To avoid this "solution", we also ask
that our predictions be threshold calibrated. Remember our prediction sets have
the form $P_t(x) = \{y : s(x,y) \leq \tau_t\}$. Now the threshold $\tau_t$ might be
different every day. But we want 90% coverage even conditional on the value of $\tau_t$.
This rules out cheating. Remarkably (I think!),
for every set of groups specified ahead of time, we're able to guarantee that
even if the data is generated by an adversary, that our empirical coverage
converges to 90% at the statistically optimal rate. Here is what that means:
Pick a threshold $\tau$ and group $G$. Consider all $n_{\tau,G}$ rounds in which the example $x$ was in $G$, and in which we predicted
threshold $\tau$. We promise that on this
set, we cover 90% $\pm$ $1/\sqrt{n_{\tau,G}}$ of the labels. This is the best you
could do even with a known distribution.
The best thing is that the algorithm is super simple and practical. We had a paper last year that showed how to do much of this in theory --- but the algorithm from that paper was not easily implementable (it involved solving an exponentially large linear program with a separation oracle). But here is our new algorithm --- it only involves doing a small amount of arithmetic for each prediction:
So we're able to implement it and run a bunch of experiments.
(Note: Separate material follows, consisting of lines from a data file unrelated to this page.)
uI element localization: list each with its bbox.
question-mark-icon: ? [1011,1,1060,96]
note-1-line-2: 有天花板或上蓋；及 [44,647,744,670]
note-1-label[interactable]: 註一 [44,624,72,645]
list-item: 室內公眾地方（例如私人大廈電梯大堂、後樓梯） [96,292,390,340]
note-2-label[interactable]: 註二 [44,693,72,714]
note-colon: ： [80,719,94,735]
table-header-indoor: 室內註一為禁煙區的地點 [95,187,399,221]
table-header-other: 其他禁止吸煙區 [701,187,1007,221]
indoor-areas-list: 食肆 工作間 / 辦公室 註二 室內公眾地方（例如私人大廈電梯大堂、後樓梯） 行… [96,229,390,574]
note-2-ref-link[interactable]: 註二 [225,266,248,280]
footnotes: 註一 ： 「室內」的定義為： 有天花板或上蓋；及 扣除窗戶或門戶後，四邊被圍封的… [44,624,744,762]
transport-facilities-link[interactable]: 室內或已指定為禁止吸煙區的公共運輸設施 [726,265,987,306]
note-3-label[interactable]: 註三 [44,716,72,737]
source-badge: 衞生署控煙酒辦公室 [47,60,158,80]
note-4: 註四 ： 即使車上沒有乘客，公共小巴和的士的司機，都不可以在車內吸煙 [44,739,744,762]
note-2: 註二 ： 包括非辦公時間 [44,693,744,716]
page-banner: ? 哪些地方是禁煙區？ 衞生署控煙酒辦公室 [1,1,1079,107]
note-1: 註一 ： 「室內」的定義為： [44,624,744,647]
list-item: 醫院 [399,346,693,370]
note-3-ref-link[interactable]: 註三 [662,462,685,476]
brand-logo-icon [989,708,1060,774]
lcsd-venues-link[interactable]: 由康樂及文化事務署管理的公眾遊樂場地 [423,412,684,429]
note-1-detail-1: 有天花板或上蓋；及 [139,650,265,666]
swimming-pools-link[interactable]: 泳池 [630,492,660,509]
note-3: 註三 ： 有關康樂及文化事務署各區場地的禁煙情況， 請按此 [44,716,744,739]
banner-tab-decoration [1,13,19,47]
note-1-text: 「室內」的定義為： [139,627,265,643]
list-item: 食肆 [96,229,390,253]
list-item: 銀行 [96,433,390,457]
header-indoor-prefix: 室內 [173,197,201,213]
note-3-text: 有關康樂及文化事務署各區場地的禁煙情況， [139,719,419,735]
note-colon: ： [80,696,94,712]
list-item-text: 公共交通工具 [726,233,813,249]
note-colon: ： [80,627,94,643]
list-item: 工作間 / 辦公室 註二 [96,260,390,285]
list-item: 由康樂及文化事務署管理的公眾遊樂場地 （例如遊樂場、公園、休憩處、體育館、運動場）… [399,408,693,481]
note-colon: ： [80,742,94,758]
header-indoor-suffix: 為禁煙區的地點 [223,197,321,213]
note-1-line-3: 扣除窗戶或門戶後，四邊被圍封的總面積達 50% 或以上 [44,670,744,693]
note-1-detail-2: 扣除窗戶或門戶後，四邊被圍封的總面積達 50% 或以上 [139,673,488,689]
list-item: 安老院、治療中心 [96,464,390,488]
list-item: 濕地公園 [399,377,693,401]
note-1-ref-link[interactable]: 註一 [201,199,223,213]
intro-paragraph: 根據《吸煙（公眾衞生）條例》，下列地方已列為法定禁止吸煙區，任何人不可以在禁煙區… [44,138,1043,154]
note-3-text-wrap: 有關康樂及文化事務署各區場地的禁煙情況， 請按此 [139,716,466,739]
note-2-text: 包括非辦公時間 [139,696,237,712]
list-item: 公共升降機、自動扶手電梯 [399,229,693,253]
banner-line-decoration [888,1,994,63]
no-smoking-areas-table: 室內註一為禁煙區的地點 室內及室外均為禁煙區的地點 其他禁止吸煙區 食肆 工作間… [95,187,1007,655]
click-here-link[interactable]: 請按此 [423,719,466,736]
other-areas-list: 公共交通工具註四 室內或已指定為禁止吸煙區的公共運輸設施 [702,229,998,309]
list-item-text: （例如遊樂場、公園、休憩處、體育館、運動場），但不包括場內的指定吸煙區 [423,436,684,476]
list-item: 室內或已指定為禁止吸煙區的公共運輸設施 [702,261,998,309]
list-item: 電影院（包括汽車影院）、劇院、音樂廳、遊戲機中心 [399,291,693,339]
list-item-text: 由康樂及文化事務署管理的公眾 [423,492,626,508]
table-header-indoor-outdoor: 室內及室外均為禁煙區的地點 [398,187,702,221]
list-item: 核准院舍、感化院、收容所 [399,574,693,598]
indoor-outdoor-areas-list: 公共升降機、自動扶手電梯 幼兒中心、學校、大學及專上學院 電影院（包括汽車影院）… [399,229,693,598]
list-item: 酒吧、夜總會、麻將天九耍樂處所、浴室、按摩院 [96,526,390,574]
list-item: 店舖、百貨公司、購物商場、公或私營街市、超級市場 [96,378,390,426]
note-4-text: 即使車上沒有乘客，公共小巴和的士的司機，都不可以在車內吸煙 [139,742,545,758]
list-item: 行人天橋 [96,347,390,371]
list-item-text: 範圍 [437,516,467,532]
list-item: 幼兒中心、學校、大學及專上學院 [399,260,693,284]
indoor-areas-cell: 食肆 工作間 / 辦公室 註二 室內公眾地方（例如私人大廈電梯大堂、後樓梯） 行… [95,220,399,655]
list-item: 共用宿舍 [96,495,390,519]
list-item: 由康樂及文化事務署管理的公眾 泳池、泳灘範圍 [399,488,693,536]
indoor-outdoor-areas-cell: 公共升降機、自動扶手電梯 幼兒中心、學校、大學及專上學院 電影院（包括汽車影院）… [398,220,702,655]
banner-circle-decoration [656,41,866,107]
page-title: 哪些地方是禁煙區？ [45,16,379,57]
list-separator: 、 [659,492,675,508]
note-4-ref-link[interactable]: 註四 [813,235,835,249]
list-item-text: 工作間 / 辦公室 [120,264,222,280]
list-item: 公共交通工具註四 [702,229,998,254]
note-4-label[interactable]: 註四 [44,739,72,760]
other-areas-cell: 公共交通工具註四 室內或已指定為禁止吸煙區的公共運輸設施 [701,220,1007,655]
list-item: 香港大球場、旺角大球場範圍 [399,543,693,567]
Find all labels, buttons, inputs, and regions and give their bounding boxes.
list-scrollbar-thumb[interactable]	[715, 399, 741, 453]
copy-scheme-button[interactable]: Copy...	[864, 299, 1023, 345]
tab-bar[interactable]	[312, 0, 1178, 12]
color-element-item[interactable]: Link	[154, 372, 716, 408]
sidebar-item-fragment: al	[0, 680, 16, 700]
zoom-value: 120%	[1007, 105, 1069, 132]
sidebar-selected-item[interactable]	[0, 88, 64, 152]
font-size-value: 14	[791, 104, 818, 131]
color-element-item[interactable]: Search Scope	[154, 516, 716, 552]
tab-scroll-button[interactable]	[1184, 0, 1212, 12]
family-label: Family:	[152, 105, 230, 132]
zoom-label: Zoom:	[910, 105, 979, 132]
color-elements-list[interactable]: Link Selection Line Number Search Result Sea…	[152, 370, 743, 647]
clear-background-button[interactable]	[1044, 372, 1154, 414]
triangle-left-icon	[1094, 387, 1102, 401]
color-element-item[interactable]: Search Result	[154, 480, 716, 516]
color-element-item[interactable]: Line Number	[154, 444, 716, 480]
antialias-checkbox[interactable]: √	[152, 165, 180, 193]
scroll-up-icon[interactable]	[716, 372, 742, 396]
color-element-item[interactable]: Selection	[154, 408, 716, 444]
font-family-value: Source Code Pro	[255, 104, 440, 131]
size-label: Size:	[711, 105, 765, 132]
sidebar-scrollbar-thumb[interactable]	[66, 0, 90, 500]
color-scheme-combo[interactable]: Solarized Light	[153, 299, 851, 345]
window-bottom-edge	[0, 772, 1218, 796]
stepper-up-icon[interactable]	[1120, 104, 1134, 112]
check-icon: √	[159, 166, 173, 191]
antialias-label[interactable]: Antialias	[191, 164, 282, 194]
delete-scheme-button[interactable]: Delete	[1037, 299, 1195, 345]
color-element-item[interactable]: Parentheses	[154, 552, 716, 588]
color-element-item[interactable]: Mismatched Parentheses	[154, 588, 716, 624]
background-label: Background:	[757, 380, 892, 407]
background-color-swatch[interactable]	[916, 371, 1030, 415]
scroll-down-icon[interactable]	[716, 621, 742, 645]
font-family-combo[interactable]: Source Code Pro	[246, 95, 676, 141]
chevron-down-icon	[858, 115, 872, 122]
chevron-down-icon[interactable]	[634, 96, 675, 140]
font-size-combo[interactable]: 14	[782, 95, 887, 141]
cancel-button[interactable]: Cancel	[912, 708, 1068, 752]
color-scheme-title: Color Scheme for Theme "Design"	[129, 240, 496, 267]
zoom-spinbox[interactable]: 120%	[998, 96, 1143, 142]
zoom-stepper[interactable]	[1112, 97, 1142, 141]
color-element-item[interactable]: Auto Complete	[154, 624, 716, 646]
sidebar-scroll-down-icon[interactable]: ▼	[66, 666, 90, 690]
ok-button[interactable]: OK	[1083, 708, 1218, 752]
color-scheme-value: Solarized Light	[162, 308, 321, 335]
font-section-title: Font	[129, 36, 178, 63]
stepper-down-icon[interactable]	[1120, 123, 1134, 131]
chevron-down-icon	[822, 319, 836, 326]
You can read about them in detail in
the paper, but the upshot is that our new method is competitive with split conformal prediction even on "its own turf" --- i.e. when the data really is drawn i.i.d. and we only care about marginal coverage --- and really excels when the data comes from a more complicated source, or when we measure group-conditional coverage, which traditional methods tend to have much more trouble with. We run experiments on regression and classification tasks, on exchangeable data, under distribution shift, on real time series data, and on adversarial data orderings. Even when the data is i.i.d. and we only care about marginal coverage, our method has an important advantage over split conformal prediction --- since we don't need to preserve exchangability, we can use all of the data to train the underlying model, whereas split conformal prediction needs to reserve some fraction of it for a holdout set. The result is faster learning for our method, which results in smaller/more accurate prediction sets even without the complicating factors of groupwise coverage, threshold calibration or adversarial data!